Weniger ist mehr: Wie sich die Schule ändern muss

Die Schule vermittelt zu viel Wissen. Vor allem zu viel irrelevantes Wissen. Was es braucht: eine Entschlackung der Bildungspläne und die Vermittlung, wie man Lernen lernt. 

Gegenwärtig läuft in Baden-Württemberg die Initiative „G9 – jetzt!“. Diese Initiative strebt die flächendeckende Wiedereinführung einer neun- statt achtjährigen Schuldauer an Gymnasien an. Würde diese Initiative Erfolg haben, würde Baden-Württemberg allen übrigen westdeutschen Flächenländern folgen, die allesamt wieder zum neunjährigen Gymnasium zurückgekehrt sind.

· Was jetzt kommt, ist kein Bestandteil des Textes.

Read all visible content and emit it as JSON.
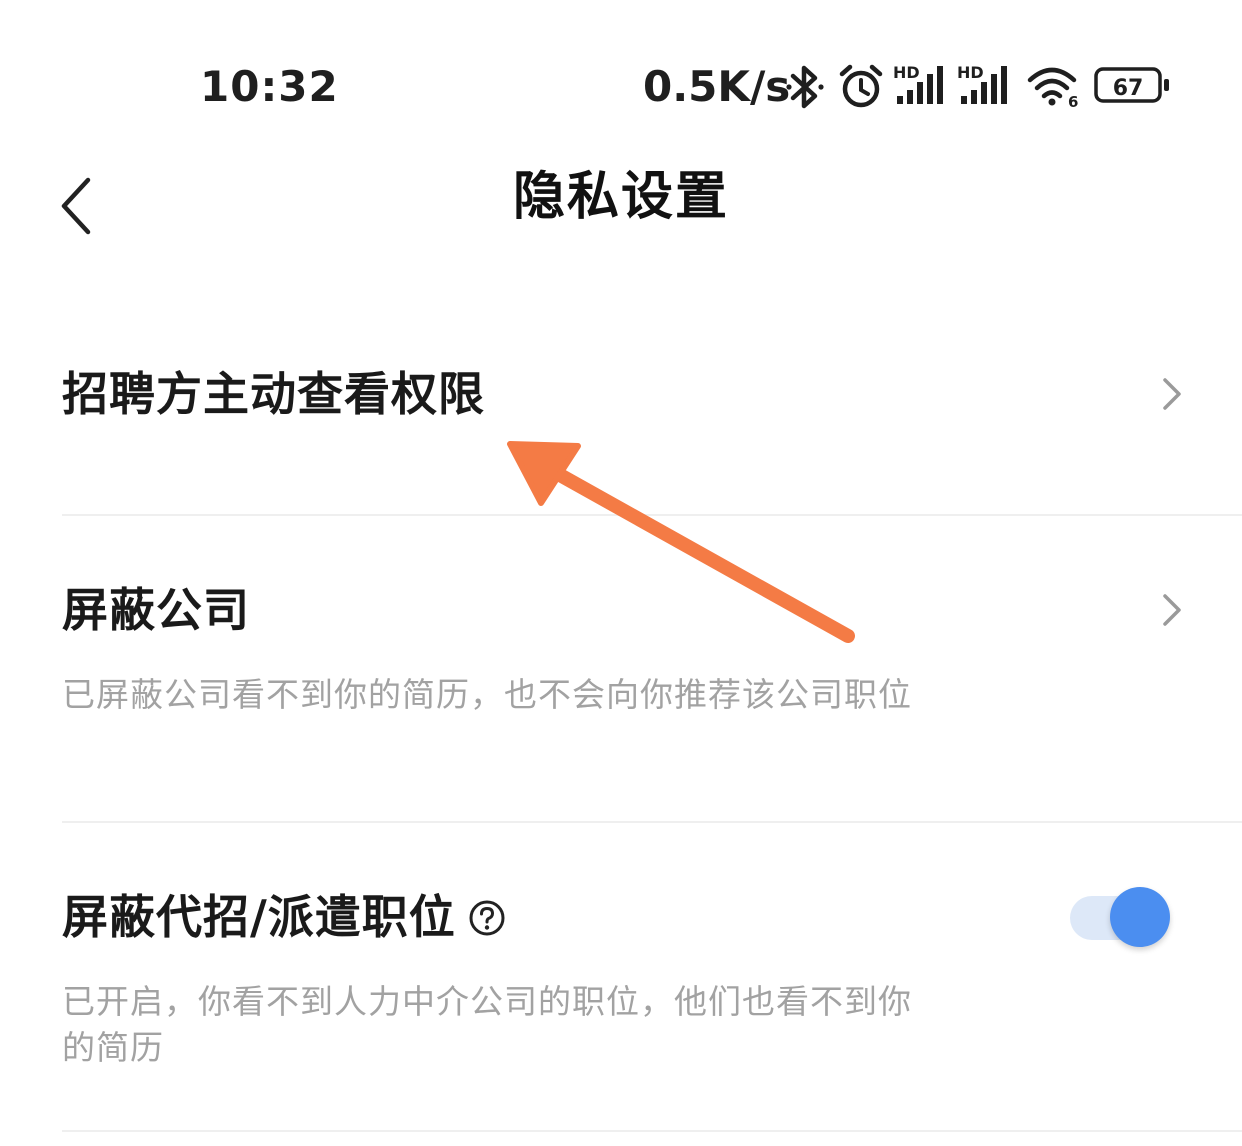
{
  "status_bar": {
    "time": "10:32",
    "net_speed": "0.5K/s",
    "signal1_label": "HD",
    "signal2_label": "HD",
    "wifi_label": "6",
    "battery_level": "67",
    "icons": [
      "bluetooth-icon",
      "alarm-icon",
      "signal-hd-icon",
      "signal-hd-icon",
      "wifi-6-icon",
      "battery-icon"
    ]
  },
  "header": {
    "title": "隐私设置",
    "back_icon": "chevron-left-icon"
  },
  "settings": {
    "items": [
      {
        "title": "招聘方主动查看权限",
        "description": "",
        "control": "chevron-right-icon"
      },
      {
        "title": "屏蔽公司",
        "description": "已屏蔽公司看不到你的简历，也不会向你推荐该公司职位",
        "control": "chevron-right-icon"
      },
      {
        "title": "屏蔽代招/派遣职位",
        "description": "已开启，你看不到人力中介公司的职位，他们也看不到你的简历",
        "control": "toggle",
        "toggle_on": true,
        "help_icon": "question-circle-icon"
      }
    ]
  },
  "colors": {
    "toggle_knob": "#4b8ef0",
    "toggle_track": "#dde8f8",
    "annotation_arrow": "#f47b45",
    "description_text": "#a2a2a2",
    "divider": "#efefef"
  }
}
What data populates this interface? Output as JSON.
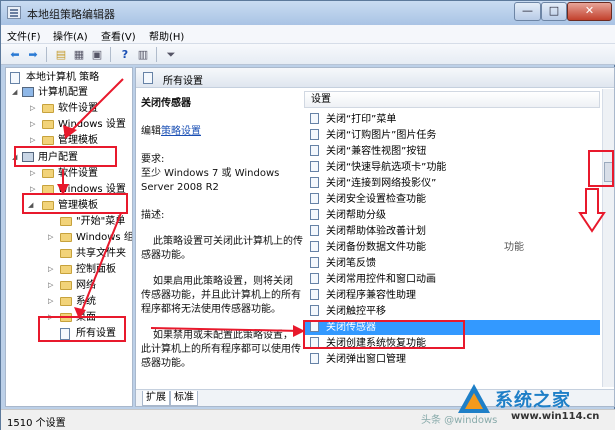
{
  "window": {
    "title": "本地组策略编辑器",
    "min_label": "—",
    "max_label": "□",
    "close_label": "✕"
  },
  "menubar": {
    "items": [
      "文件(F)",
      "操作(A)",
      "查看(V)",
      "帮助(H)"
    ]
  },
  "toolbar": {
    "icons": [
      "back-icon",
      "forward-icon",
      "up-folder-icon",
      "show-tree-icon",
      "export-list-icon",
      "help-icon",
      "properties-icon",
      "filter-icon"
    ]
  },
  "tree": {
    "items": [
      {
        "label": "本地计算机 策略",
        "depth": 0,
        "icon": "computer-policy-icon"
      },
      {
        "label": "计算机配置",
        "depth": 1,
        "icon": "computer-icon"
      },
      {
        "label": "软件设置",
        "depth": 2,
        "icon": "folder-icon"
      },
      {
        "label": "Windows 设置",
        "depth": 2,
        "icon": "folder-icon"
      },
      {
        "label": "管理模板",
        "depth": 2,
        "icon": "folder-icon"
      },
      {
        "label": "用户配置",
        "depth": 1,
        "icon": "user-icon"
      },
      {
        "label": "软件设置",
        "depth": 2,
        "icon": "folder-icon"
      },
      {
        "label": "Windows 设置",
        "depth": 2,
        "icon": "folder-icon"
      },
      {
        "label": "管理模板",
        "depth": 2,
        "icon": "folder-icon"
      },
      {
        "label": "\"开始\"菜单",
        "depth": 3,
        "icon": "folder-icon"
      },
      {
        "label": "Windows 组件",
        "depth": 3,
        "icon": "folder-icon"
      },
      {
        "label": "共享文件夹",
        "depth": 3,
        "icon": "folder-icon"
      },
      {
        "label": "控制面板",
        "depth": 3,
        "icon": "folder-icon"
      },
      {
        "label": "网络",
        "depth": 3,
        "icon": "folder-icon"
      },
      {
        "label": "系统",
        "depth": 3,
        "icon": "folder-icon"
      },
      {
        "label": "桌面",
        "depth": 3,
        "icon": "folder-icon"
      },
      {
        "label": "所有设置",
        "depth": 3,
        "icon": "all-settings-icon"
      }
    ]
  },
  "header": {
    "title": "所有设置"
  },
  "description": {
    "setting_name": "关闭传感器",
    "edit_prefix": "编辑",
    "edit_link": "策略设置",
    "requirements_label": "要求:",
    "requirements_line1": "至少 Windows 7 或 Windows",
    "requirements_line2": "Server 2008 R2",
    "desc_label": "描述:",
    "para1_line1": "此策略设置可关闭此计算机上的传",
    "para1_line2": "感器功能。",
    "para2_line1": "如果启用此策略设置，则将关闭",
    "para2_line2": "传感器功能，并且此计算机上的所有",
    "para2_line3": "程序都将无法使用传感器功能。",
    "para3_line1": "如果禁用或未配置此策略设置，",
    "para3_line2": "此计算机上的所有程序都可以使用传",
    "para3_line3": "感器功能。"
  },
  "list": {
    "column": "设置",
    "items": [
      "关闭“打印”菜单",
      "关闭“订购图片”图片任务",
      "关闭“兼容性视图”按钮",
      "关闭“快速导航选项卡”功能",
      "关闭“连接到网络投影仪”",
      "关闭安全设置检查功能",
      "关闭帮助分级",
      "关闭帮助体验改善计划",
      "关闭备份数据文件功能",
      "关闭笔反馈",
      "关闭常用控件和窗口动画",
      "关闭程序兼容性助理",
      "关闭触控平移",
      "关闭传感器",
      "关闭创建系统恢复功能",
      "关闭弹出窗口管理"
    ],
    "selected_index": 13,
    "partial_suffix": "功能"
  },
  "tabs": {
    "extended": "扩展",
    "standard": "标准"
  },
  "status": {
    "text": "1510 个设置"
  },
  "watermark": {
    "name": "系统之家",
    "url": "www.win114.cn",
    "tail": "头条 @windows"
  },
  "colors": {
    "selection": "#3399ff",
    "annotation": "#e8192c",
    "link": "#1a4fb4"
  }
}
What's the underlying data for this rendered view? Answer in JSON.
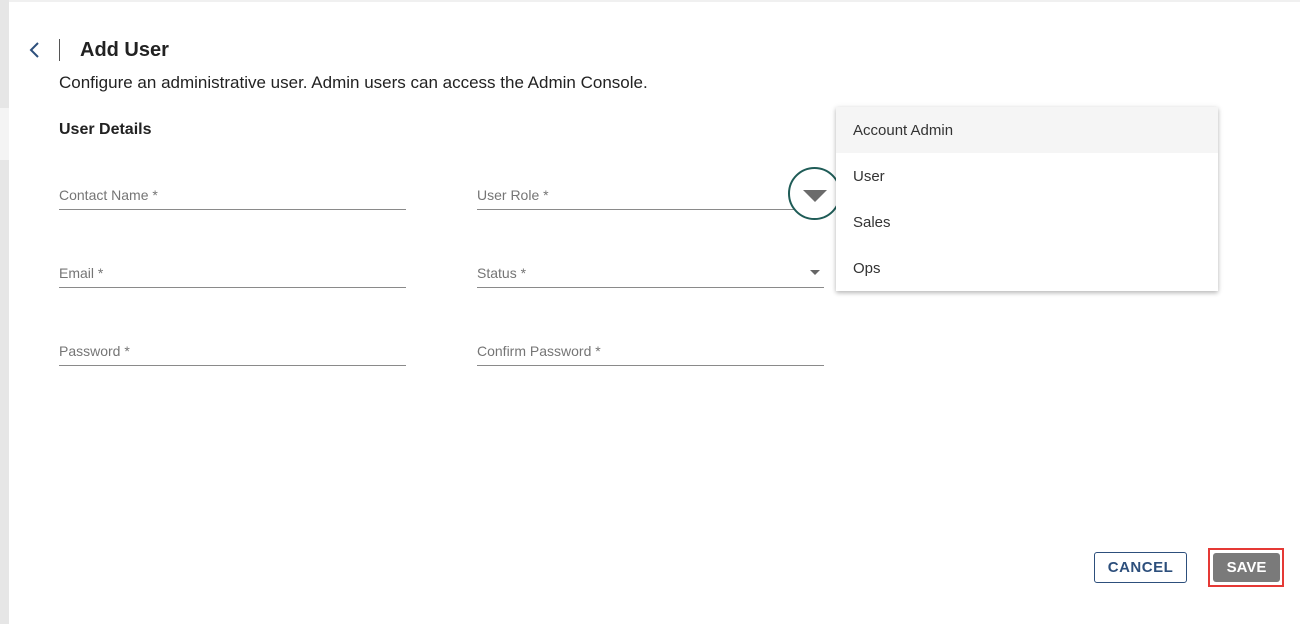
{
  "header": {
    "back_icon": "chevron-left-icon",
    "title": "Add User"
  },
  "subtitle": "Configure an administrative user. Admin users can access the Admin Console.",
  "section_title": "User Details",
  "form": {
    "contact_name": {
      "label": "Contact Name *",
      "value": ""
    },
    "user_role": {
      "label": "User Role *",
      "value": ""
    },
    "email": {
      "label": "Email *",
      "value": ""
    },
    "status": {
      "label": "Status *",
      "value": ""
    },
    "password": {
      "label": "Password *",
      "value": ""
    },
    "confirm_password": {
      "label": "Confirm Password *",
      "value": ""
    }
  },
  "role_menu": {
    "items": [
      {
        "label": "Account Admin"
      },
      {
        "label": "User"
      },
      {
        "label": "Sales"
      },
      {
        "label": "Ops"
      }
    ],
    "highlighted_index": 0
  },
  "actions": {
    "cancel_label": "CANCEL",
    "save_label": "SAVE"
  },
  "colors": {
    "primary": "#2d4f7c",
    "save_bg": "#7a7a7a",
    "highlight": "#e53935",
    "toggle_ring": "#1f5c57"
  }
}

Die Initiative wird damit begründet, dass die Debatte um die Dauer des Bildungsgangs am Gymnasium seit Einführung des achtjährigen Gymnasiums nie abgeklungen sei und sich zentrale Kritikpunkte am G8 bestätigt hätten, unter anderem:

  • Beeinträchtigung der Persönlichkeitsentwicklung der Schülerinnen und Schüler aufgrund stark reduzierter Freiräume für außerschulische Aktivitäten wegen hoher Wochenstundenzahl,
  • fehlende Zeit im Unterricht für Übung und Vertiefung der Lerninhalte aufgrund nicht im gleichen Maße reduzierter Bildungspläne.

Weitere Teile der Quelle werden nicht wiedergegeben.